Com isso, o Brasil tenta se equilibrar no delicado tabuleiro internacional e não se indispor com o governo Putin. A Rússia é parceira do Brasil nos Brics (bloco também formada por Índia, China e África do Sul) e foi destino, na semana passada, de uma visita do presidente Bolsonaro.

O chefe da embaixada ucraniana em Brasília argumentou que a manifestação do Brasil na ONU "foi um sinal claro que o discurso da Rússia não está influenciando todos os membros da comunidade internacional".

A passagem de Bolsonaro por Moscou em meio à escalada das tensões na fronteira ucraniana foi controversa. A agenda foi mantida mesmo depois de pressões dos EUA para que Bolsonaro cancelasse a viagem.
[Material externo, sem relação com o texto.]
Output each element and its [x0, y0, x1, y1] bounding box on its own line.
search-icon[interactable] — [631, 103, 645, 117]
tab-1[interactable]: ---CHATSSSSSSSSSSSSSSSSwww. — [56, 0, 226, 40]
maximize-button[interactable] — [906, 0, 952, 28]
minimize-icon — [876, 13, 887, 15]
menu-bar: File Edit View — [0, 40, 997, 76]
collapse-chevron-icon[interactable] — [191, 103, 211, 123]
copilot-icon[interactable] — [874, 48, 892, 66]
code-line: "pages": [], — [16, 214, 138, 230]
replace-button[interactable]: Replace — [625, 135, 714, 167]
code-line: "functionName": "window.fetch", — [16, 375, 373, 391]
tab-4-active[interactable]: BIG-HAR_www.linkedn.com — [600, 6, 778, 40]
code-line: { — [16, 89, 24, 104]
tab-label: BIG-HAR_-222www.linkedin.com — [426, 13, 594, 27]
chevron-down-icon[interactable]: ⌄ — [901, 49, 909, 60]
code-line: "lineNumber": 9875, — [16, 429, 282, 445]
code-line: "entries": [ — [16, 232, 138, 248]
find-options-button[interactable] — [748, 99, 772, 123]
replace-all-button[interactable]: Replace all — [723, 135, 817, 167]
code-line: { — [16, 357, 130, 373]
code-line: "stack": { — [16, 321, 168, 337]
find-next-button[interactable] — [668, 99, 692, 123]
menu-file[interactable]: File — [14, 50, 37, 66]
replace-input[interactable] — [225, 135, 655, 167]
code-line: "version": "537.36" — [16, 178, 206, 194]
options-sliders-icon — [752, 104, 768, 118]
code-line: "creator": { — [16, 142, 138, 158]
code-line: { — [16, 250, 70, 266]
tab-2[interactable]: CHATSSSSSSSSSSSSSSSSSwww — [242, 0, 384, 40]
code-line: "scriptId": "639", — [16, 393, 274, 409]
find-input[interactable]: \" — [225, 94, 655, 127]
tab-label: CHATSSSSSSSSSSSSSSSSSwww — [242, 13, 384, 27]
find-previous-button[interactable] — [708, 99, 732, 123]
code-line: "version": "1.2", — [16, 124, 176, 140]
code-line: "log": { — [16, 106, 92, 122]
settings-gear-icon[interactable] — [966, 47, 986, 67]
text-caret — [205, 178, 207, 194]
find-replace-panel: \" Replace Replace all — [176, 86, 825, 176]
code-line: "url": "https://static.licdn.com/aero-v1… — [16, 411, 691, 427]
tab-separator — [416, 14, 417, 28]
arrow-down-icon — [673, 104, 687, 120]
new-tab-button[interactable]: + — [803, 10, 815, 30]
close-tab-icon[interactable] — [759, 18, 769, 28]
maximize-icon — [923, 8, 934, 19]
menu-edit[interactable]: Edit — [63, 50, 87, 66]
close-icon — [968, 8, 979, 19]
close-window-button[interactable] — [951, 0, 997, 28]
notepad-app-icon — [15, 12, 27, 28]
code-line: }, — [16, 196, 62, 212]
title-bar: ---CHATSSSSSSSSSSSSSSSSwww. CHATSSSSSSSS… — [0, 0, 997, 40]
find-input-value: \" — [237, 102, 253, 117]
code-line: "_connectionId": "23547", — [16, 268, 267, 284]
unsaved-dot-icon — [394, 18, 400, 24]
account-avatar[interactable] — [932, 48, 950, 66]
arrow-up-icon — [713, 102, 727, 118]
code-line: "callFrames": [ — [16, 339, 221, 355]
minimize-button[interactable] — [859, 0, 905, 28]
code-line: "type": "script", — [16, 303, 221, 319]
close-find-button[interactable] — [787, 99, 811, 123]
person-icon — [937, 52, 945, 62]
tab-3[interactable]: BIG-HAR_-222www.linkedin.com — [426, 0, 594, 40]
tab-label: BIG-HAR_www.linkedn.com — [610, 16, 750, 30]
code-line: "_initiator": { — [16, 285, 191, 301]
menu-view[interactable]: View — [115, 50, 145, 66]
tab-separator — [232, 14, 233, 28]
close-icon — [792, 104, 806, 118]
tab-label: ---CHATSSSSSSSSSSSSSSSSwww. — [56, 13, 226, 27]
Em declarações, Bolsonaro expressou "solidariedade" à Rússia e se referiu a Putin como alguém que busca a paz, o que provocou críticas do governo americano.

Nesta terça, Anatoliy Tkach afirmou que a Ucrânia vive a "ameaça real de uma invasão russa" que visa ocupar parte ou a totalidade de seu território.

"Essa invasão seria uma violação grave dos princípios fundamentais do direito internacional e a Ucrânia, junto com os seus parceiros, está aplicando os esforços diplomáticos para impedir [que ela ocorra]".

Ele afirmou também que a determinação de Putin de reconhecer os territórios de Donetsk e Lugansk "viola os princípios fundamentais do direito internacional" e significa a retirada unilateral russa dos acordos de Minsk --mecanismo de diálogo criado para tentar solucionar o conflito no leste ucraniano.

"Entendemos os propósitos das ações da Rússia, de provocar a Ucrânia, mas estamos comprometidos com a solução político-diplomática do conflito armado", declarou.